The 55-unit, $2.7 billion Saks has been struggling with poor sales and margins, but has been developing strategies that hopefully will kick in beginning with the promotion.

At a press conference on Monday at Saks announcing the campaign, Andrew Jennings, president and chief operating officer, said the initiative represents "the start of seeing the sales curve ticking up," and is "a key tenet" of the Saks business strategy. "It focuses on a broad range of our customers and offers key fashion trends in an array of price points and styles."

The promotion dovetails with the overall Saks strategy, which concentrates on "good, better, best" pricing and "classic, modern and contemporary" merchandising.

There also is a revival of private label in the works that seems geared to capture customers that Saks may have lost and fill merchandise voids. After a year's absence, private label returns to the store beginning in early August when the Saks Fifth Avenue Signature collection will bow, followed in November by Saks Fifth Avenue Classic and Saks Fifth Avenue Sport collections.

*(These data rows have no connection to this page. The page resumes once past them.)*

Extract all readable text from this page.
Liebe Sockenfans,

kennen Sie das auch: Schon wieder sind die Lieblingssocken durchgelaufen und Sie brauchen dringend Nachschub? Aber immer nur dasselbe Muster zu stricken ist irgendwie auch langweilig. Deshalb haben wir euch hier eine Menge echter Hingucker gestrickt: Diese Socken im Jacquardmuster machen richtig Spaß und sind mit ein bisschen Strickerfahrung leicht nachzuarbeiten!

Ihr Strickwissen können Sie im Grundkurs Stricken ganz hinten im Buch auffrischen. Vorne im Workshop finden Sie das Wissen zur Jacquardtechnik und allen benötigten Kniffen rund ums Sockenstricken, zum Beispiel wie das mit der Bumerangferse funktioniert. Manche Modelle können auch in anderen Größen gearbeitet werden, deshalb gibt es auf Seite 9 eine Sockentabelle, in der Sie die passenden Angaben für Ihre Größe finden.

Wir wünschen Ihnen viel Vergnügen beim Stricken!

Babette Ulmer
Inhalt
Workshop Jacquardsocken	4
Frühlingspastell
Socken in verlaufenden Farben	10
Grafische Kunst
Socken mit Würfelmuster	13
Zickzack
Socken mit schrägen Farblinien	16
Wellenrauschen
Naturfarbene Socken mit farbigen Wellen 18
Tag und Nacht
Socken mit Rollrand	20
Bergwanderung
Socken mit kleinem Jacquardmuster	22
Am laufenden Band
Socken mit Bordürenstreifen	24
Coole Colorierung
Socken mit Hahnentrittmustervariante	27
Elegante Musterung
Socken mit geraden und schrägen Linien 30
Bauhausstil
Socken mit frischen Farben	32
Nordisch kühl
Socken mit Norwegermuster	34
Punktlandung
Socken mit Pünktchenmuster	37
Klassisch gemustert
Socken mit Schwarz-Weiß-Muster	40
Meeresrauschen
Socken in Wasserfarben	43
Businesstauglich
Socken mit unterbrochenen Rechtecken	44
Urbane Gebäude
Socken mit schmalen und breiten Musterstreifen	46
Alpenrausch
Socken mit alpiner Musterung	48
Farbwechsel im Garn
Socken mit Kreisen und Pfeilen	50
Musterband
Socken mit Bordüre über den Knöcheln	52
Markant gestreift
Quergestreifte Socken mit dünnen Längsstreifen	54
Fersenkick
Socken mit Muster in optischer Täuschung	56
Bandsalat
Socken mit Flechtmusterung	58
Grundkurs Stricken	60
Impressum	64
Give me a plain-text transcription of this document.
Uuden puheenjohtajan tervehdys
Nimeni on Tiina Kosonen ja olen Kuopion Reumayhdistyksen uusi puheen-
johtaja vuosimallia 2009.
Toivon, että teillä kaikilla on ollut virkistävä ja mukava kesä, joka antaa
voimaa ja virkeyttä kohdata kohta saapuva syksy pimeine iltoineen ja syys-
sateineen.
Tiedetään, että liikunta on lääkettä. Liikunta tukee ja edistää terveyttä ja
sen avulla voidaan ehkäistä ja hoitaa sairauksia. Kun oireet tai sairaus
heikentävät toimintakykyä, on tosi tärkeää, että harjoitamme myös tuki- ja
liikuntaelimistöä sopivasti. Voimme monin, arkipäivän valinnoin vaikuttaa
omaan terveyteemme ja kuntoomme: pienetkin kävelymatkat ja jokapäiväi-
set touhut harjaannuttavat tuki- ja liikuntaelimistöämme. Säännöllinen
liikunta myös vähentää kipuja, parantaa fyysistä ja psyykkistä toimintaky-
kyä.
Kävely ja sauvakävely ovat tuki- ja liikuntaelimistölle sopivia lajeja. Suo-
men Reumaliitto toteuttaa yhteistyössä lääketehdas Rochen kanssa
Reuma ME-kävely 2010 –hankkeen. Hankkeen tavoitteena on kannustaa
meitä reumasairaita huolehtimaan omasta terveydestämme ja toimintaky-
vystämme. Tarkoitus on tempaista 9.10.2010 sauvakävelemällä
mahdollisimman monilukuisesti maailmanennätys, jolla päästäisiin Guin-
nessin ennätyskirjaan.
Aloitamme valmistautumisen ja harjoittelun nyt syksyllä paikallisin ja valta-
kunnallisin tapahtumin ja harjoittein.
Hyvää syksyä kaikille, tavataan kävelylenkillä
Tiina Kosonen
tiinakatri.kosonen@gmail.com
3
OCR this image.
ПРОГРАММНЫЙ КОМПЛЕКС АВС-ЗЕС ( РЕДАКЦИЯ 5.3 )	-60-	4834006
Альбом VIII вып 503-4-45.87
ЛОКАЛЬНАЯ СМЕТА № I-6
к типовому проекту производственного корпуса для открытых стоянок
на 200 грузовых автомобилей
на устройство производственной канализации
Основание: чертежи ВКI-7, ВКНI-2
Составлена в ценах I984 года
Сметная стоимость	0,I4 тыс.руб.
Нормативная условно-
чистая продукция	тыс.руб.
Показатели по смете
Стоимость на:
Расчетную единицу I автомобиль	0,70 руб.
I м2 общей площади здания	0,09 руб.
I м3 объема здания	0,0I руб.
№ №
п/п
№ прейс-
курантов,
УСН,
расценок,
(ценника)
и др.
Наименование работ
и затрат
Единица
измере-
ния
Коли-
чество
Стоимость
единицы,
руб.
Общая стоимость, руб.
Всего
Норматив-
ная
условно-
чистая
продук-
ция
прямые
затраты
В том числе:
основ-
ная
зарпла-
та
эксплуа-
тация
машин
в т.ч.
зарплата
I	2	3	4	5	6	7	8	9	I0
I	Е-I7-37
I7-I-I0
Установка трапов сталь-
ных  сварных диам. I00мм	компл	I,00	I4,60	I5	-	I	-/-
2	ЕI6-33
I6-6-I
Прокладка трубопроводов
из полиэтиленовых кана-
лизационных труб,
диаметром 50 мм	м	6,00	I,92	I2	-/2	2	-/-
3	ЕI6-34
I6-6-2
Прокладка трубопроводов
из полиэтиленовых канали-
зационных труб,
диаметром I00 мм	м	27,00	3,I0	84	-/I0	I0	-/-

The merchandising program involves what Saks' vice chairman and chief merchant Ron Frasch called capitalizing on Saks' "sweet spots." He pointed to an expanding bridge business, which has casual and "modern" components at Saks. "We're identifying all kinds of businesses where we excel and enhancing our matrix on a store-by-store basis," Frasch said.

In the casual bridge zone, Frasch cited Escada Sport, Eileen Fisher, Ellen Tracy and Dana Buchman as among the key labels. In the modern zone, he mentioned Tory Burch and Tahari as among those brands exhibiting a "little more fashion motivation to them."